Она представляет картину: себя за чтением, сидящую не возле отца, а возле матери. В любом случае, никто бы не разговаривал, а семейные вечера не были бы идиллической детской мечтой о жизни в уютном маленьком городке. Только не для Вэл.
И всё же сравнение их с отцом жилища на ферме и трейлера не вполне корректное. По крайней мере, лачуга шла в наборе с амбаром, конюшнями, большим домом Глории вместе с добродушной хозяйкой и таким количеством природы, какое только пожелала бы исследовать Вэл. Здесь бы она оказалась в плену у жары и пустыни. Однако Дебра располагала тем, чего никогда не позволял папа: телевизором. Старой коробкой, оснащенной антенной, совсем как в том жутком здании. Ничего похожего на современную тонкую модель, которую Глории подарили дети несколько лет назад.

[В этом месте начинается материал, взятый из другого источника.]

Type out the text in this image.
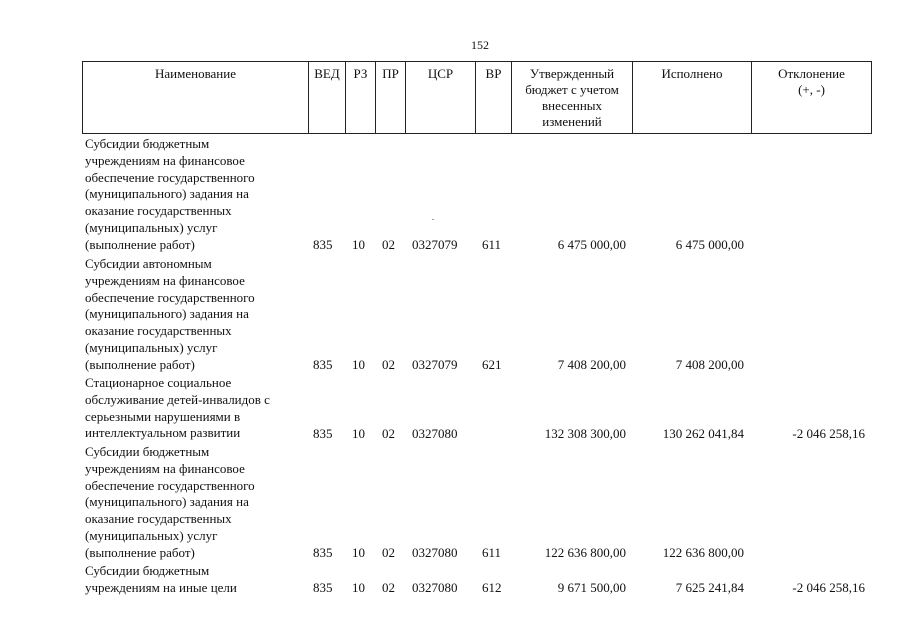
152
Наименование	ВЕД	РЗ	ПР	ЦСР	ВР	Утвержденный
бюджет с учетом
внесенных
изменений
Исполнено	Отклонение
(+, -)
Субсидии бюджетным
учреждениям на финансовое
обеспечение государственного
(муниципального) задания на
оказание государственных
(муниципальных) услуг
(выполнение работ)	835 10 02 0327079 611	6 475 000,00	6 475 000,00
Субсидии автономным
учреждениям на финансовое
обеспечение государственного
(муниципального) задания на
оказание государственных
(муниципальных) услуг
(выполнение работ)	835 10 02 0327079 621	7 408 200,00	7 408 200,00
Стационарное социальное
обслуживание детей-инвалидов с
серьезными нарушениями в
интеллектуальном развитии	835 10 02 0327080	132 308 300,00	130 262 041,84	-2 046 258,16
Субсидии бюджетным
учреждениям на финансовое
обеспечение государственного
(муниципального) задания на
оказание государственных
(муниципальных) услуг
(выполнение работ)	835 10 02 0327080 611	122 636 800,00	122 636 800,00
Субсидии бюджетным
учреждениям на иные цели	835 10 02 0327080 612	9 671 500,00	7 625 241,84	-2 046 258,16
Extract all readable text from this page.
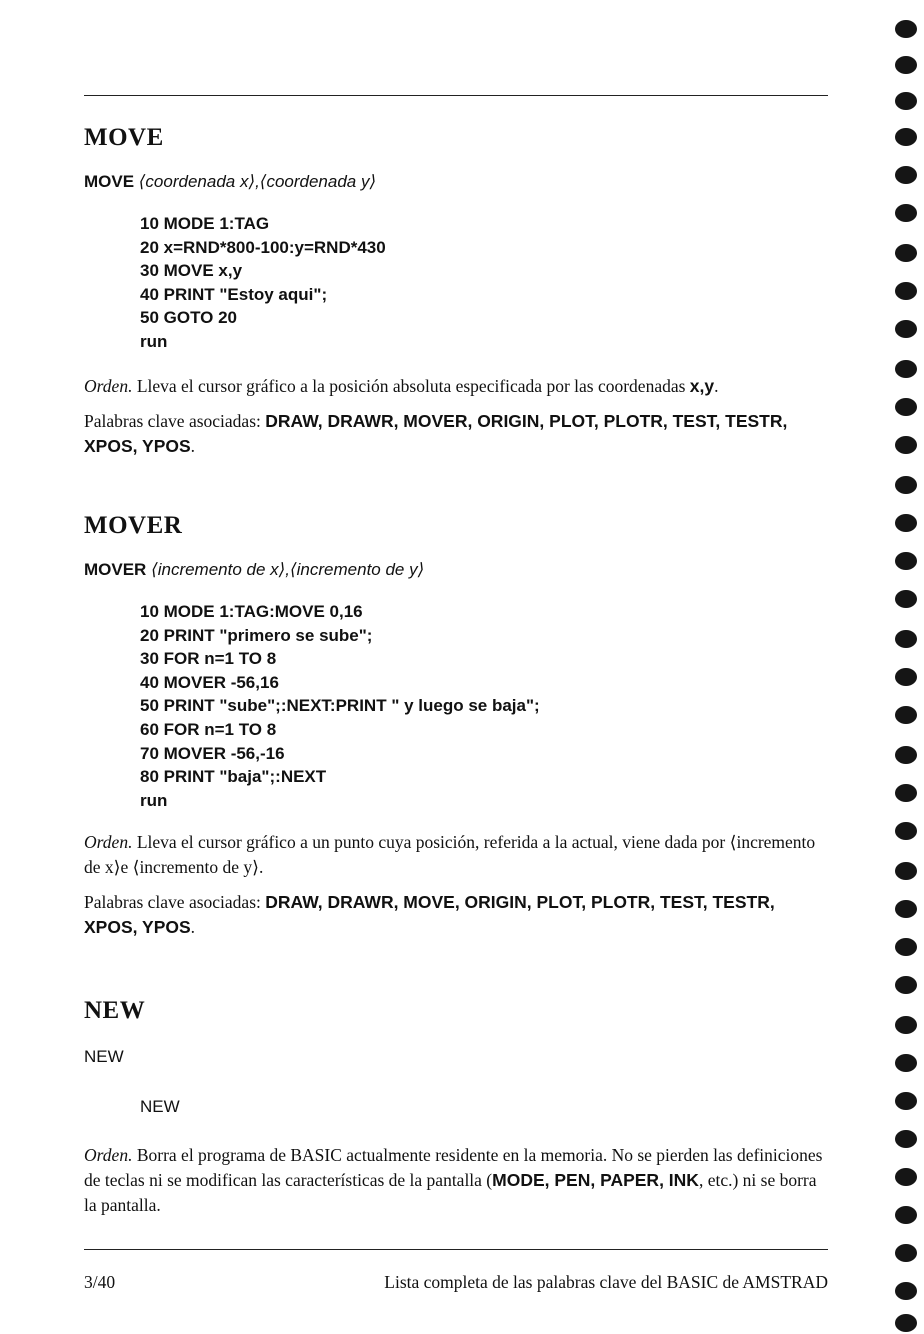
MOVE
MOVE ⟨coordenada x⟩,⟨coordenada y⟩
10 MODE 1:TAG
20 x=RND*800-100:y=RND*430
30 MOVE x,y
40 PRINT "Estoy aqui";
50 GOTO 20
run
Orden. Lleva el cursor gráfico a la posición absoluta especificada por las coordenadas x,y.
Palabras clave asociadas: DRAW, DRAWR, MOVER, ORIGIN, PLOT, PLOTR, TEST, TESTR, XPOS, YPOS.
MOVER
MOVER ⟨incremento de x⟩,⟨incremento de y⟩
10 MODE 1:TAG:MOVE 0,16
20 PRINT "primero se sube";
30 FOR n=1 TO 8
40 MOVER -56,16
50 PRINT "sube";:NEXT:PRINT " y luego se baja";
60 FOR n=1 TO 8
70 MOVER -56,-16
80 PRINT "baja";:NEXT
run
Orden. Lleva el cursor gráfico a un punto cuya posición, referida a la actual, viene dada por ⟨incremento de x⟩e ⟨incremento de y⟩.
Palabras clave asociadas: DRAW, DRAWR, MOVE, ORIGIN, PLOT, PLOTR, TEST, TESTR, XPOS, YPOS.
NEW
NEW
NEW
Orden. Borra el programa de BASIC actualmente residente en la memoria. No se pierden las definiciones de teclas ni se modifican las características de la pantalla (MODE, PEN, PAPER, INK, etc.) ni se borra la pantalla.
3/40	Lista completa de las palabras clave del BASIC de AMSTRAD
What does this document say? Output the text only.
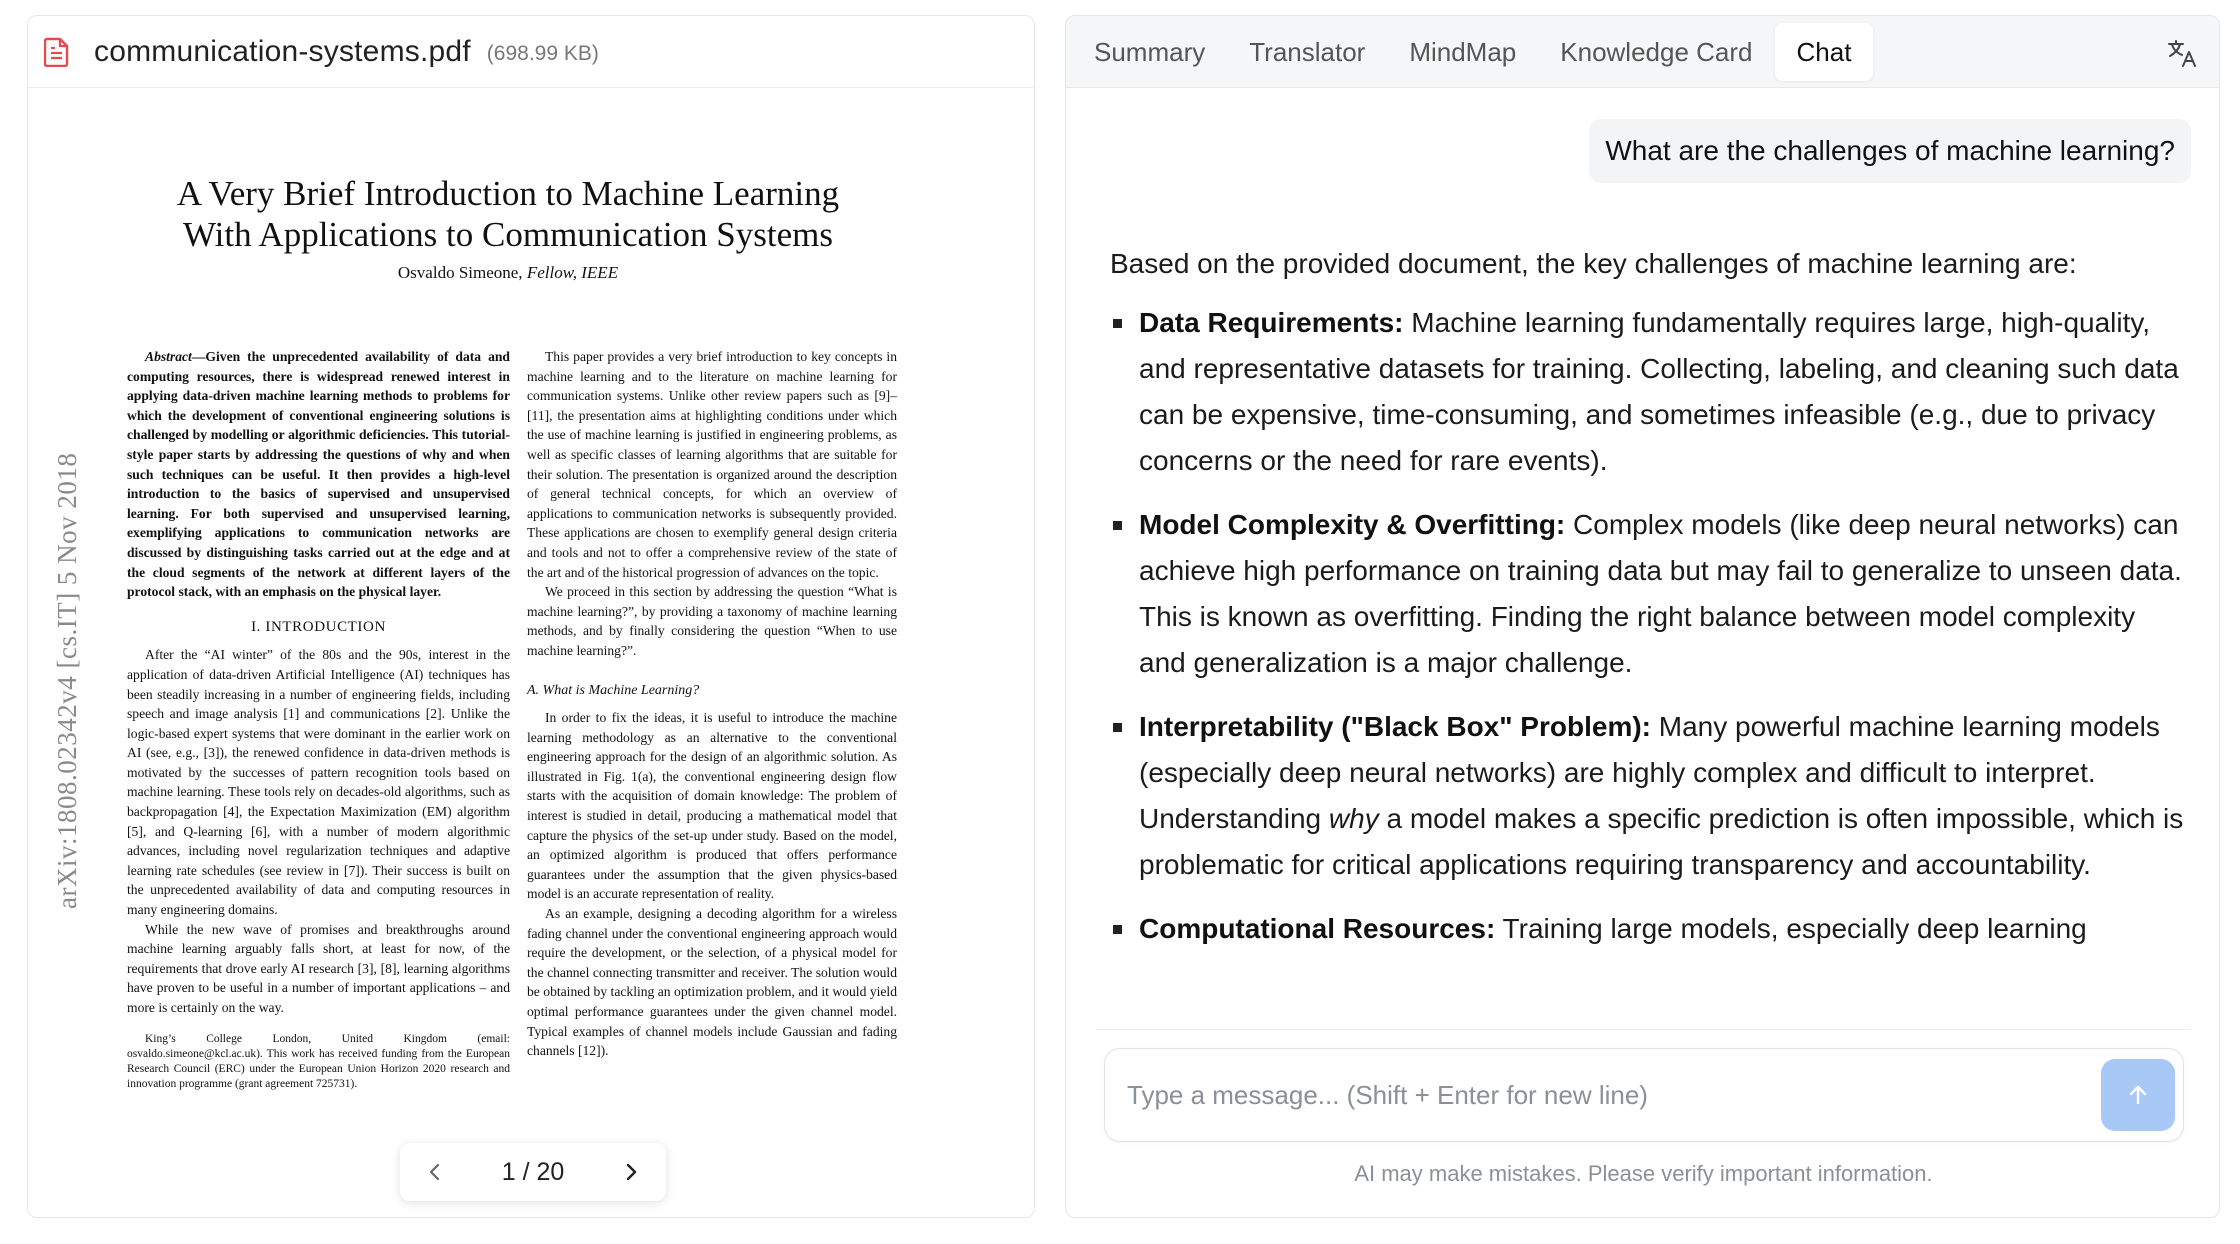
communication-systems.pdf (698.99 KB)
A Very Brief Introduction to Machine Learning
With Applications to Communication Systems
Osvaldo Simeone, Fellow, IEEE
arXiv:1808.02342v4 [cs.IT] 5 Nov 2018

Abstract—Given the unprecedented availability of data and computing resources, there is widespread renewed interest in applying data-driven machine learning methods to problems for which the development of conventional engineering solutions is challenged by modelling or algorithmic deficiencies. This tutorial-style paper starts by addressing the questions of why and when such techniques can be useful. It then provides a high-level introduction to the basics of supervised and unsupervised learning. For both supervised and unsupervised learning, exemplifying applications to communication networks are discussed by distinguishing tasks carried out at the edge and at the cloud segments of the network at different layers of the protocol stack, with an emphasis on the physical layer.

I. INTRODUCTION

After the “AI winter” of the 80s and the 90s, interest in the application of data-driven Artificial Intelligence (AI) techniques has been steadily increasing in a number of engineering fields, including speech and image analysis [1] and communications [2]. Unlike the logic-based expert systems that were dominant in the earlier work on AI (see, e.g., [3]), the renewed confidence in data-driven methods is motivated by the successes of pattern recognition tools based on machine learning. These tools rely on decades-old algorithms, such as backpropagation [4], the Expectation Maximization (EM) algorithm [5], and Q-learning [6], with a number of modern algorithmic advances, including novel regularization techniques and adaptive learning rate schedules (see review in [7]). Their success is built on the unprecedented availability of data and computing resources in many engineering domains.

While the new wave of promises and breakthroughs around machine learning arguably falls short, at least for now, of the requirements that drove early AI research [3], [8], learning algorithms have proven to be useful in a number of important applications – and more is certainly on the way.

King’s College London, United Kingdom (email: osvaldo.simeone@kcl.ac.uk). This work has received funding from the European Research Council (ERC) under the European Union Horizon 2020 research and innovation programme (grant agreement 725731).

This paper provides a very brief introduction to key concepts in machine learning and to the literature on machine learning for communication systems. Unlike other review papers such as [9]–[11], the presentation aims at highlighting conditions under which the use of machine learning is justified in engineering problems, as well as specific classes of learning algorithms that are suitable for their solution. The presentation is organized around the description of general technical concepts, for which an overview of applications to communication networks is subsequently provided. These applications are chosen to exemplify general design criteria and tools and not to offer a comprehensive review of the state of the art and of the historical progression of advances on the topic.

We proceed in this section by addressing the question “What is machine learning?”, by providing a taxonomy of machine learning methods, and by finally considering the question “When to use machine learning?”.

A. What is Machine Learning?

In order to fix the ideas, it is useful to introduce the machine learning methodology as an alternative to the conventional engineering approach for the design of an algorithmic solution. As illustrated in Fig. 1(a), the conventional engineering design flow starts with the acquisition of domain knowledge: The problem of interest is studied in detail, producing a mathematical model that capture the physics of the set-up under study. Based on the model, an optimized algorithm is produced that offers performance guarantees under the assumption that the given physics-based model is an accurate representation of reality.

As an example, designing a decoding algorithm for a wireless fading channel under the conventional engineering approach would require the development, or the selection, of a physical model for the channel connecting transmitter and receiver. The solution would be obtained by tackling an optimization problem, and it would yield optimal performance guarantees under the given channel model. Typical examples of channel models include Gaussian and fading channels [12]).

1 / 20
Summary	Translator	MindMap	Knowledge Card	Chat
What are the challenges of machine learning?

Based on the provided document, the key challenges of machine learning are:

Data Requirements: Machine learning fundamentally requires large, high-quality, and representative datasets for training. Collecting, labeling, and cleaning such data can be expensive, time-consuming, and sometimes infeasible (e.g., due to privacy concerns or the need for rare events).
Model Complexity & Overfitting: Complex models (like deep neural networks) can achieve high performance on training data but may fail to generalize to unseen data. This is known as overfitting. Finding the right balance between model complexity and generalization is a major challenge.
Interpretability ("Black Box" Problem): Many powerful machine learning models (especially deep neural networks) are highly complex and difficult to interpret. Understanding why a model makes a specific prediction is often impossible, which is problematic for critical applications requiring transparency and accountability.
Computational Resources: Training large models, especially deep learning
Type a message... (Shift + Enter for new line)
AI may make mistakes. Please verify important information.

Сейчас по экрану бегут черно-белые помехи, но Дебра всё равно откидывается в кресле и неотрывно таращится на пустую картинку.
Запах здесь тоже отличается от хижины на ферме, где было чисто благодаря Вэл. В трейлере же сквозь резкий аромат духов можно различить кислую вонь нестираной одежды, немытых волос и грязного тела. Отец заботился о дочери, и та вернула ему долг после инсульта. За Деброй же никто не ухаживал.
Именно так легче всего называть про себя мать – как женщину, которую Вэл впервые встретила. Стоя на заляпанном коричневом ковре, она не знает, с чего начать разговор, так как предполагала, что ее закидают вопросами и требованиями рассказать, где она была всё это время. Хорошо ли жила. Кем работает. А потому произносит:
– Мне нравятся твои лягушки. – Что еще можно придумать в качестве безобидного вступления к тяжелой беседе?
– Жабы, – поправляет Дебра, недовольно хмурясь по поводу необразованности дочери. – Они гораздо лучше лягушек, а некоторые даже умеют закапываться в грязь и погружаться в спячку – почти в летаргический сон – на много лет, пока не пойдет дождь и условия снова не станут благоприятными.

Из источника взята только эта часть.